The objective of this study was to develop a semiautomated approach to screening cases that describe hazards associated with the electronic health record (EHR) from a mandatory, population-based patient safety reporting system.
Potentially relevant cases were identified through a query of the Pennsylvania Patient Safety Reporting System. A random sample of cases were manually screened for relevance and divided into training, testing, and validation data sets to develop a machine learning model. This model was used to automate screening of remaining potentially relevant cases.

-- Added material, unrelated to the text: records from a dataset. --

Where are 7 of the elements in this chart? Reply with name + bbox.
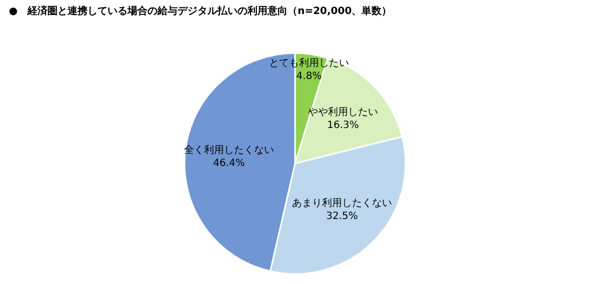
data-label: 4.8% [296, 71, 322, 82]
data-label: 46.4% [213, 158, 245, 169]
data-label: 32.5% [326, 211, 358, 222]
slice-label: あまり利用したくない [292, 197, 392, 209]
data-label: 16.3% [327, 120, 359, 131]
slice-label: やや利用したい [308, 106, 378, 118]
chart-title: ● 経済圏と連携している場合の給与デジタル払いの利用意向（n=20,000、単数） [8, 5, 392, 18]
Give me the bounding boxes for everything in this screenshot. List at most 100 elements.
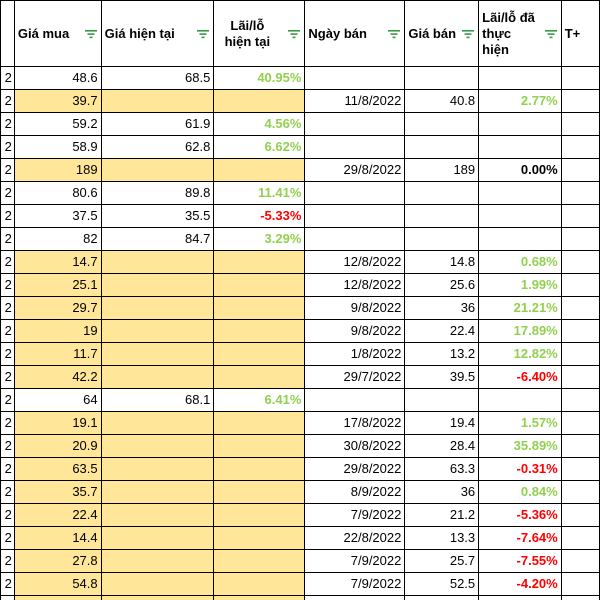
filter-icon[interactable] <box>287 27 301 41</box>
cell-lai-lo-hien-tai[interactable] <box>213 342 306 366</box>
cell-lai-lo-thuc-hien[interactable]: -0.31% <box>478 457 562 481</box>
cell-lai-lo-thuc-hien[interactable]: 1.57% <box>478 411 562 435</box>
cell-gia-mua[interactable]: 59.2 <box>13 112 102 136</box>
cell-t-plus[interactable] <box>560 572 600 596</box>
cell-ngay-ban[interactable]: 9/8/2022 <box>304 319 406 343</box>
cell-lai-lo-hien-tai[interactable] <box>213 273 306 297</box>
cell-gia-ban[interactable]: 63.3 <box>404 457 480 481</box>
cell-gia-mua[interactable]: 39.7 <box>13 89 102 113</box>
filter-icon[interactable] <box>84 27 98 41</box>
cell-gia-ban[interactable]: 19.4 <box>404 411 480 435</box>
cell-gia-ban[interactable]: 25.7 <box>404 549 480 573</box>
cell-col0[interactable]: 2 <box>0 549 15 573</box>
cell-col0[interactable]: 2 <box>0 434 15 458</box>
cell-t-plus[interactable] <box>560 227 600 251</box>
cell-lai-lo-hien-tai[interactable]: -5.33% <box>213 204 306 228</box>
filter-icon[interactable] <box>544 27 558 41</box>
cell-col0[interactable]: 2 <box>0 181 15 205</box>
cell-lai-lo-thuc-hien[interactable]: 35.89% <box>478 434 562 458</box>
cell-lai-lo-thuc-hien[interactable]: -5.36% <box>478 503 562 527</box>
cell-gia-mua[interactable]: 58.9 <box>13 135 102 159</box>
cell-ngay-ban[interactable] <box>304 135 406 159</box>
cell-ngay-ban[interactable] <box>304 112 406 136</box>
cell-ngay-ban[interactable]: 30/8/2022 <box>304 434 406 458</box>
cell-gia-ban[interactable] <box>404 227 480 251</box>
cell-t-plus[interactable] <box>560 273 600 297</box>
cell-gia-mua[interactable]: 189 <box>13 158 102 182</box>
cell-gia-mua[interactable]: 35.7 <box>13 480 102 504</box>
cell-col0[interactable]: 2 <box>0 365 15 389</box>
cell-ngay-ban[interactable]: 29/7/2022 <box>304 365 406 389</box>
cell-col0[interactable]: 2 <box>0 89 15 113</box>
cell-gia-mua[interactable]: 42.2 <box>13 365 102 389</box>
cell-t-plus[interactable] <box>560 365 600 389</box>
filter-icon[interactable] <box>196 27 210 41</box>
cell-gia-hien-tai[interactable] <box>100 526 215 550</box>
cell-lai-lo-thuc-hien[interactable]: -6.40% <box>478 365 562 389</box>
cell-gia-hien-tai[interactable]: 84.7 <box>100 227 215 251</box>
cell-t-plus[interactable] <box>560 595 600 600</box>
cell-lai-lo-thuc-hien[interactable]: 21.21% <box>478 296 562 320</box>
cell-ngay-ban[interactable]: 22/8/2022 <box>304 526 406 550</box>
cell-gia-hien-tai[interactable] <box>100 572 215 596</box>
cell-col0[interactable]: 2 <box>0 135 15 159</box>
cell-lai-lo-thuc-hien[interactable]: 2.77% <box>478 89 562 113</box>
cell-t-plus[interactable] <box>560 135 600 159</box>
cell-t-plus[interactable] <box>560 112 600 136</box>
cell-gia-mua[interactable]: 20.9 <box>13 434 102 458</box>
cell-gia-ban[interactable]: 40.8 <box>404 89 480 113</box>
cell-lai-lo-hien-tai[interactable]: 6.62% <box>213 135 306 159</box>
cell-lai-lo-thuc-hien[interactable] <box>478 112 562 136</box>
cell-t-plus[interactable] <box>560 66 600 90</box>
cell-gia-hien-tai[interactable] <box>100 158 215 182</box>
cell-t-plus[interactable] <box>560 503 600 527</box>
cell-gia-ban[interactable]: 13.2 <box>404 342 480 366</box>
cell-lai-lo-thuc-hien[interactable] <box>478 204 562 228</box>
cell-col0[interactable]: 2 <box>0 227 15 251</box>
header-lai-lo-hien-tai[interactable]: Lãi/lỗ hiện tại <box>213 0 306 67</box>
cell-ngay-ban[interactable] <box>304 388 406 412</box>
cell-lai-lo-hien-tai[interactable] <box>213 89 306 113</box>
cell-lai-lo-hien-tai[interactable] <box>213 158 306 182</box>
header-t-plus[interactable]: T+ <box>560 0 600 67</box>
header-gia-ban[interactable]: Giá bán <box>404 0 480 67</box>
cell-gia-ban[interactable]: 52.5 <box>404 572 480 596</box>
cell-ngay-ban[interactable]: 7/9/2022 <box>304 572 406 596</box>
cell-gia-mua[interactable]: 80.6 <box>13 181 102 205</box>
cell-gia-ban[interactable]: 13.3 <box>404 526 480 550</box>
cell-t-plus[interactable] <box>560 434 600 458</box>
filter-icon[interactable] <box>461 27 475 41</box>
cell-t-plus[interactable] <box>560 89 600 113</box>
cell-gia-hien-tai[interactable]: 61.9 <box>100 112 215 136</box>
cell-ngay-ban[interactable]: 7/9/2022 <box>304 503 406 527</box>
cell-lai-lo-hien-tai[interactable]: 3.29% <box>213 227 306 251</box>
cell-lai-lo-thuc-hien[interactable]: 12.82% <box>478 342 562 366</box>
cell-gia-mua[interactable]: 27.8 <box>13 549 102 573</box>
cell-gia-ban[interactable]: 25.6 <box>404 273 480 297</box>
cell-lai-lo-thuc-hien[interactable]: -4.20% <box>478 572 562 596</box>
cell-gia-mua[interactable]: 14.4 <box>13 526 102 550</box>
cell-col0[interactable]: 2 <box>0 457 15 481</box>
cell-lai-lo-thuc-hien[interactable] <box>478 388 562 412</box>
cell-col0[interactable]: 2 <box>0 342 15 366</box>
cell-t-plus[interactable] <box>560 526 600 550</box>
cell-gia-mua[interactable]: 63.5 <box>13 457 102 481</box>
cell-gia-ban[interactable] <box>404 66 480 90</box>
cell-col0[interactable]: 2 <box>0 250 15 274</box>
cell-ngay-ban[interactable] <box>304 227 406 251</box>
cell-ngay-ban[interactable]: 11/8/2022 <box>304 89 406 113</box>
cell-ngay-ban[interactable] <box>304 66 406 90</box>
cell-gia-hien-tai[interactable] <box>100 319 215 343</box>
cell-t-plus[interactable] <box>560 319 600 343</box>
cell-lai-lo-thuc-hien[interactable]: 0.84% <box>478 480 562 504</box>
cell-col0[interactable]: 2 <box>0 503 15 527</box>
cell-lai-lo-hien-tai[interactable] <box>213 296 306 320</box>
cell-col0[interactable]: 2 <box>0 273 15 297</box>
cell-gia-hien-tai[interactable] <box>100 503 215 527</box>
cell-ngay-ban[interactable]: 9/8/2022 <box>304 296 406 320</box>
cell-gia-mua[interactable]: 48.6 <box>13 66 102 90</box>
cell-col0[interactable]: 2 <box>0 526 15 550</box>
cell-lai-lo-hien-tai[interactable]: 6.41% <box>213 388 306 412</box>
cell-ngay-ban[interactable]: 1/8/2022 <box>304 342 406 366</box>
cell-gia-mua[interactable]: 22.4 <box>13 503 102 527</box>
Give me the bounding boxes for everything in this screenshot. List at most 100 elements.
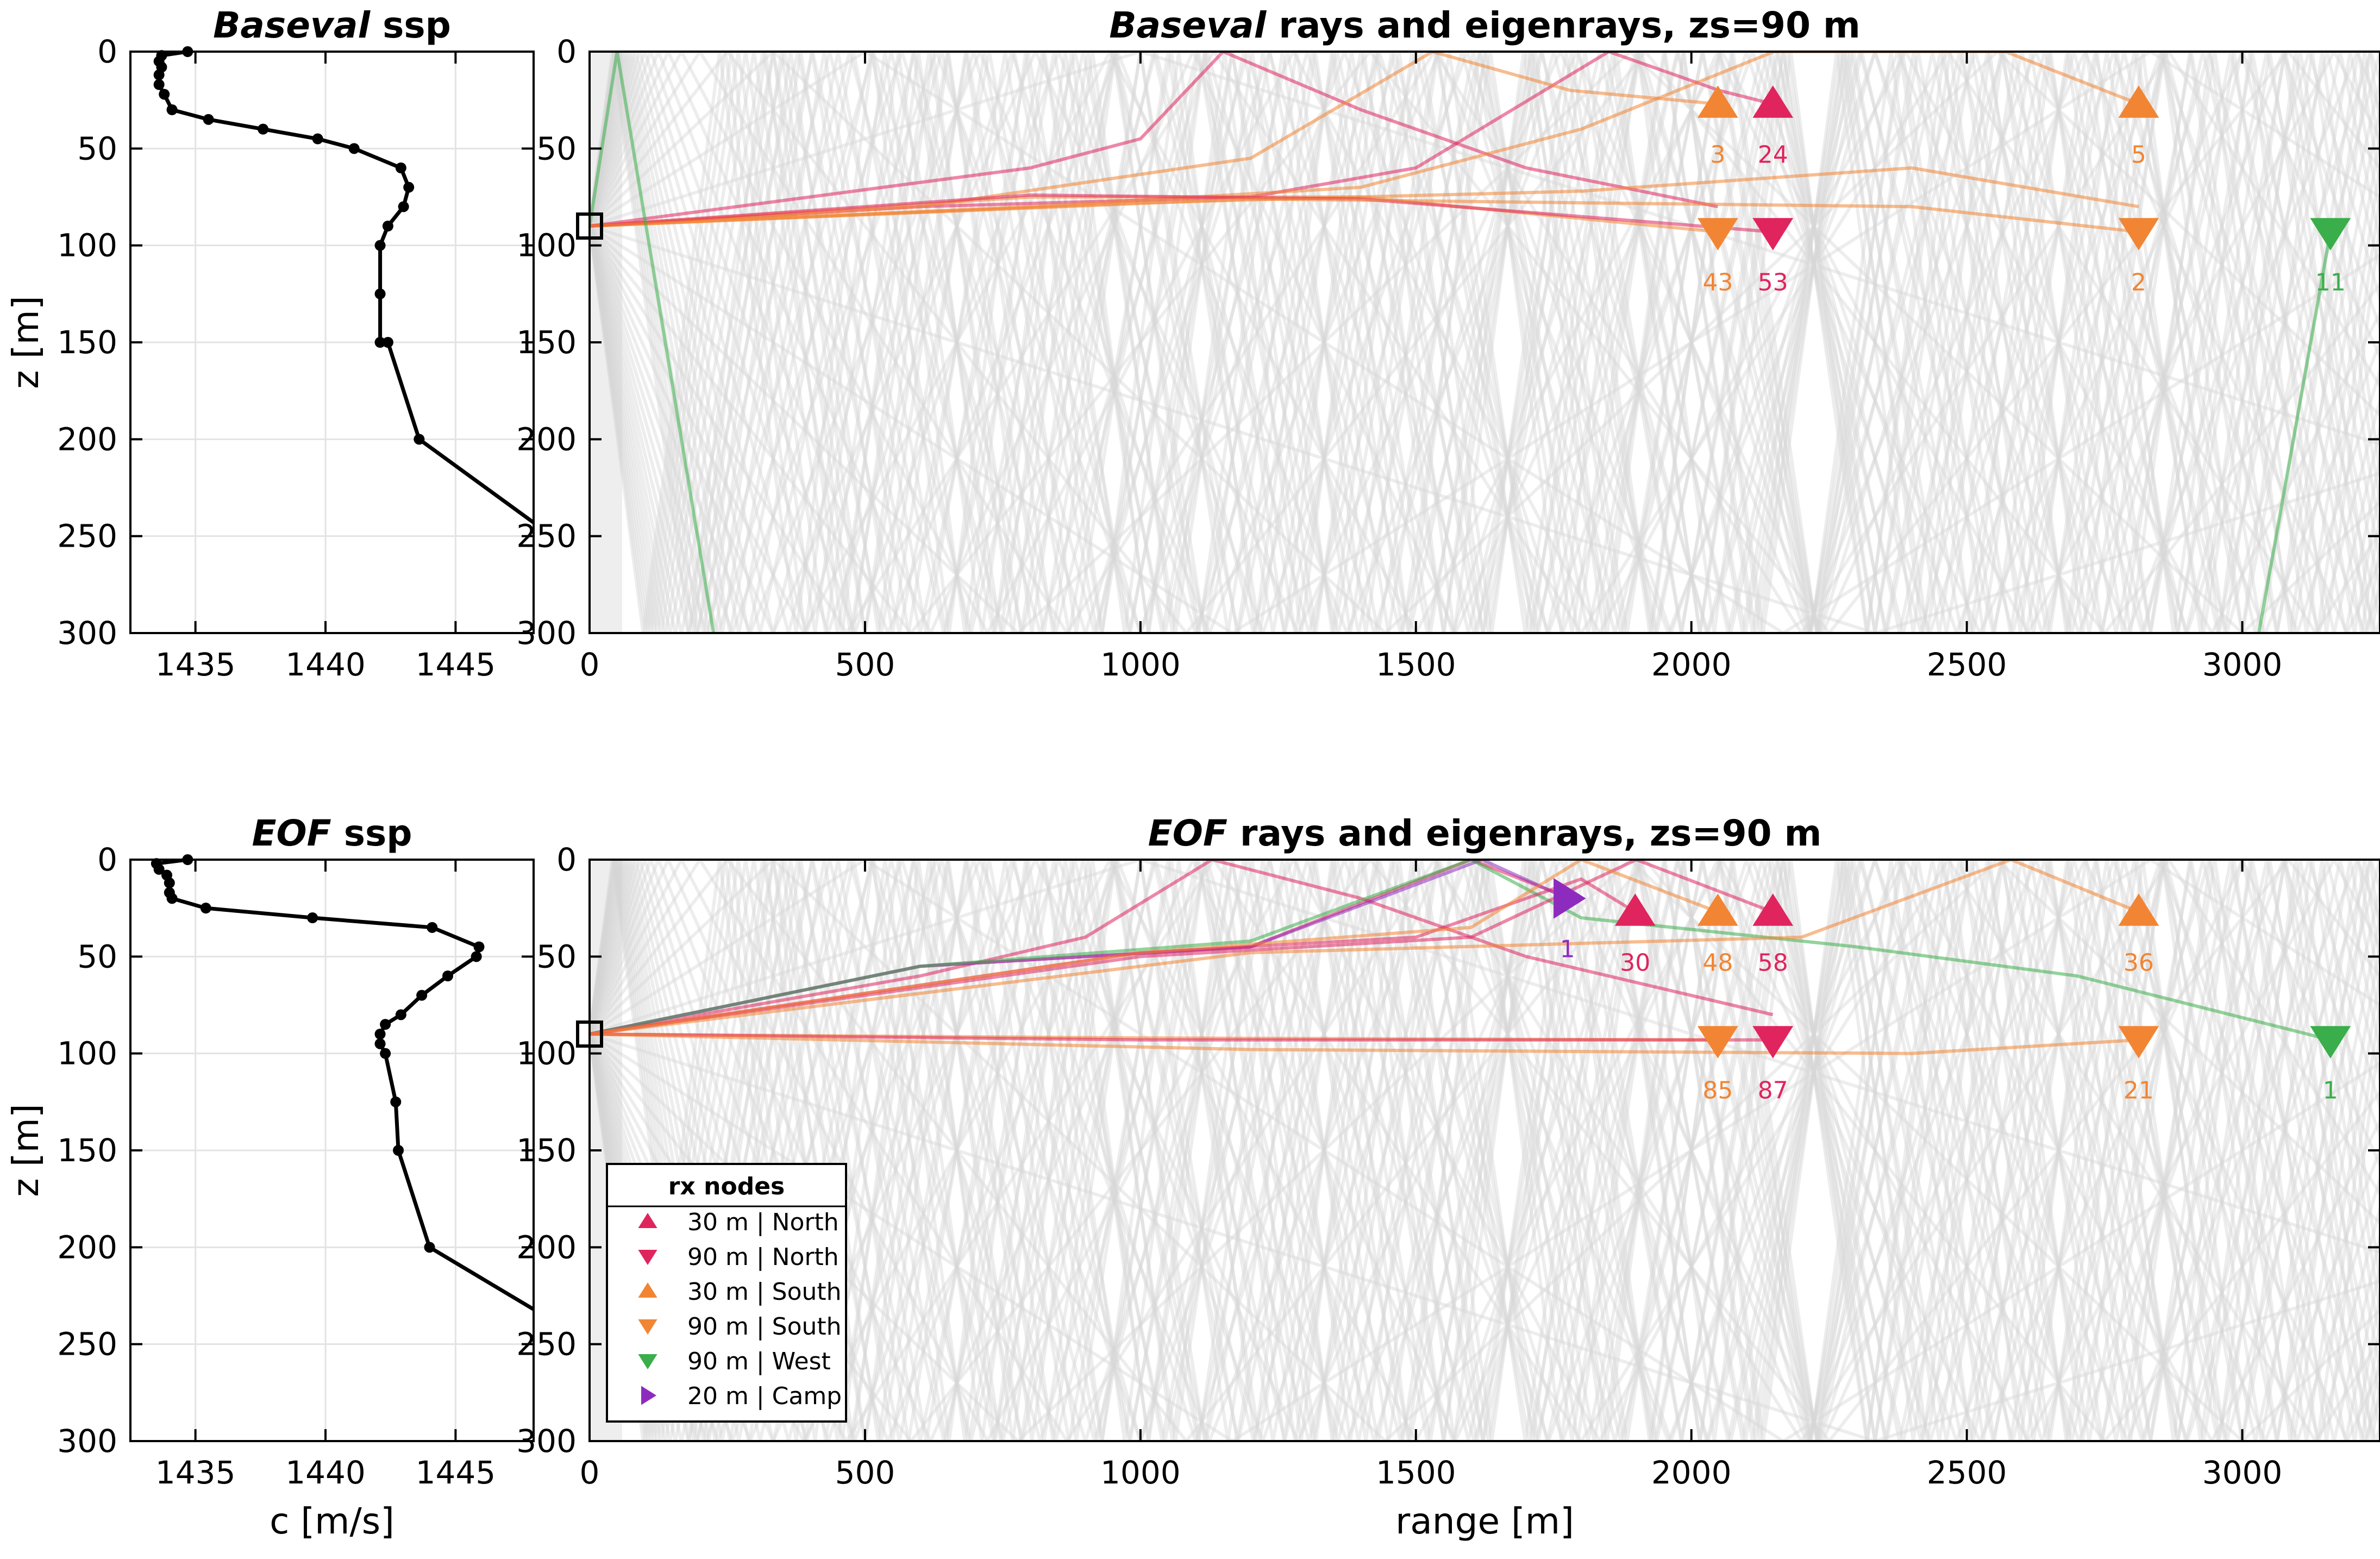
legend-item-label: 30 m | North — [687, 1209, 839, 1236]
eof-fan-ray — [590, 860, 2380, 1441]
eof-ssp-point — [393, 1145, 404, 1156]
eof-ssp-axes: 1435 1440 1445 0 50 100 150 200 250 300 — [57, 841, 535, 1491]
eof-fan-ray — [590, 860, 2380, 1254]
eof-fan-ray — [590, 860, 2380, 1441]
baseval-ssp-point — [348, 143, 360, 154]
baseval-fan-ray — [590, 52, 2380, 633]
eof-ssp-xtick-label: 1445 — [416, 1454, 496, 1491]
legend-marker — [638, 1213, 657, 1228]
eof-ray-ytick-label: 200 — [516, 1229, 577, 1266]
baseval-fan-ray — [590, 52, 2380, 633]
baseval-ssp-ytick-label: 250 — [57, 518, 117, 555]
eof-receiver-label: 1 — [1560, 935, 1575, 963]
eof-ray-xtick-label: 2000 — [1651, 1454, 1732, 1491]
baseval-receiver-label: 2 — [2131, 269, 2146, 297]
baseval-ray-title-italic: Baseval — [1109, 4, 1267, 46]
eof-ray-ytick-label: 100 — [516, 1035, 577, 1072]
ray-xlabel: range [m] — [1395, 1500, 1574, 1542]
baseval-ssp-point — [398, 201, 409, 212]
legend-item-label: 20 m | Camp — [687, 1382, 842, 1410]
baseval-ray-ytick-label: 200 — [516, 421, 577, 458]
baseval-ssp-title-italic: Baseval — [213, 4, 371, 46]
eof-ray-xtick-label: 2500 — [1927, 1454, 2007, 1491]
baseval-fan-ray — [590, 52, 2380, 633]
legend-title: rx nodes — [668, 1173, 785, 1200]
baseval-fan-ray — [590, 52, 2380, 633]
eof-receiver-label: 48 — [1702, 949, 1733, 976]
baseval-ray-xtick-label: 2500 — [1927, 646, 2007, 683]
baseval-fan-ray — [590, 52, 2380, 633]
eof-ssp-point — [153, 863, 165, 875]
eof-eigenray — [590, 860, 1774, 1036]
legend-marker — [638, 1250, 657, 1265]
baseval-fan-ray — [590, 52, 2380, 633]
eof-fan-ray — [590, 860, 2380, 1441]
eof-fan-ray — [590, 860, 2380, 1441]
eof-ssp-title-italic: EOF — [252, 812, 331, 854]
baseval-fan-ray — [590, 224, 2380, 633]
eof-ray-xtick-label: 500 — [835, 1454, 895, 1491]
baseval-ssp-point — [374, 240, 386, 251]
baseval-ssp-point — [159, 89, 170, 100]
baseval-receiver-marker — [1697, 85, 1738, 118]
baseval-eigenrays — [590, 52, 2332, 633]
eof-ray-ytick-label: 50 — [536, 938, 577, 975]
eof-fan-ray — [590, 860, 2380, 1441]
eof-ray-title-italic: EOF — [1148, 812, 1227, 854]
eof-receiver-marker — [1752, 1026, 1794, 1059]
eof-receiver-marker — [1752, 893, 1794, 926]
baseval-fan-ray — [590, 52, 2380, 633]
eof-ray-ytick-label: 250 — [516, 1326, 577, 1363]
eof-fan-ray — [590, 860, 2380, 1441]
baseval-fan-ray — [590, 52, 2380, 633]
eof-fan-ray — [590, 1032, 2380, 1441]
eof-fan-ray — [590, 860, 2380, 1441]
legend-item-label: 90 m | West — [687, 1348, 831, 1375]
eof-ssp-point — [380, 1048, 391, 1059]
eof-ssp-ytick-label: 150 — [57, 1132, 117, 1169]
eof-ssp-ytick-label: 0 — [97, 841, 117, 878]
baseval-fan-ray — [590, 52, 2380, 633]
baseval-fan-ray — [590, 52, 2380, 633]
eof-receiver-marker — [1614, 893, 1656, 926]
baseval-receiver-label: 43 — [1702, 269, 1733, 297]
eof-ssp-point — [442, 971, 454, 981]
baseval-ssp-point — [382, 337, 393, 348]
eof-ssp-profile-line — [153, 857, 535, 1311]
eof-ssp-point — [471, 951, 482, 962]
eof-eigenray — [590, 860, 2331, 1042]
baseval-receiver-label: 3 — [1710, 141, 1725, 168]
baseval-eigenray — [590, 197, 2139, 234]
eof-receiver-marker — [1697, 1026, 1738, 1059]
eof-fan-ray — [590, 860, 2380, 1441]
eof-fan-ray — [590, 860, 2380, 1441]
baseval-ssp-point — [258, 123, 269, 135]
baseval-fan-ray — [590, 52, 2380, 633]
baseval-receiver-label: 11 — [2315, 269, 2346, 297]
baseval-fan-ray — [590, 52, 2380, 633]
baseval-fan-ray — [590, 52, 2380, 633]
eof-eigenray — [590, 1032, 1773, 1042]
eof-receiver-label: 21 — [2124, 1077, 2154, 1105]
baseval-ray-xtick-label: 2000 — [1651, 646, 1732, 683]
eof-fan-ray — [590, 860, 2380, 1441]
baseval-fan-ray — [590, 52, 2380, 633]
eof-ssp-title: EOF ssp — [252, 812, 412, 854]
baseval-fan-ray — [590, 52, 2380, 633]
eof-receiver-label: 87 — [1758, 1077, 1788, 1105]
baseval-fan-ray — [590, 52, 2380, 633]
eof-ssp-ytick-label: 200 — [57, 1229, 117, 1266]
eof-receiver-label: 58 — [1758, 949, 1788, 976]
legend-marker — [638, 1282, 657, 1298]
legend-item-label: 90 m | South — [687, 1313, 842, 1341]
eof-fan-ray — [590, 860, 2380, 1441]
baseval-ray-ytick-label: 50 — [536, 130, 577, 167]
ssp-xlabel: c [m/s] — [270, 1500, 394, 1542]
baseval-fan-ray — [590, 52, 2380, 633]
baseval-ssp-ytick-label: 50 — [77, 130, 117, 167]
eof-ssp-point — [416, 990, 428, 1001]
eof-fan-ray — [590, 860, 2380, 1441]
baseval-fan-ray — [590, 52, 2380, 633]
baseval-ssp-point — [414, 434, 425, 445]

Of the 4 algorithms tested, a naive Bayes kernel performed best, with an area under the receiver operating characteristic curve of 0.927 ± 0.023, accuracy of 0.855 ± 0.033, and F score of 0.877 ± 0.027.
The machine learning model and text mining approach described here are useful tools for identifying and analyzing adverse event and near-miss reports. Although reporting systems are beginning to incorporate structured fields on health information technology and the EHR, these methods can identify related events that reporters classify in other ways. These methods can facilitate analysis of legacy safety reports by retrieving health information technology–related and EHR-related events from databases without fields and controlled values focused on this subject and distinguishing them from reports in which the EHR is mentioned only in passing.
Machine learning and text mining are useful additions to the patient safety toolkit and can be used to semiautomate screening and analysis of unstructured text in safety reports from frontline staff.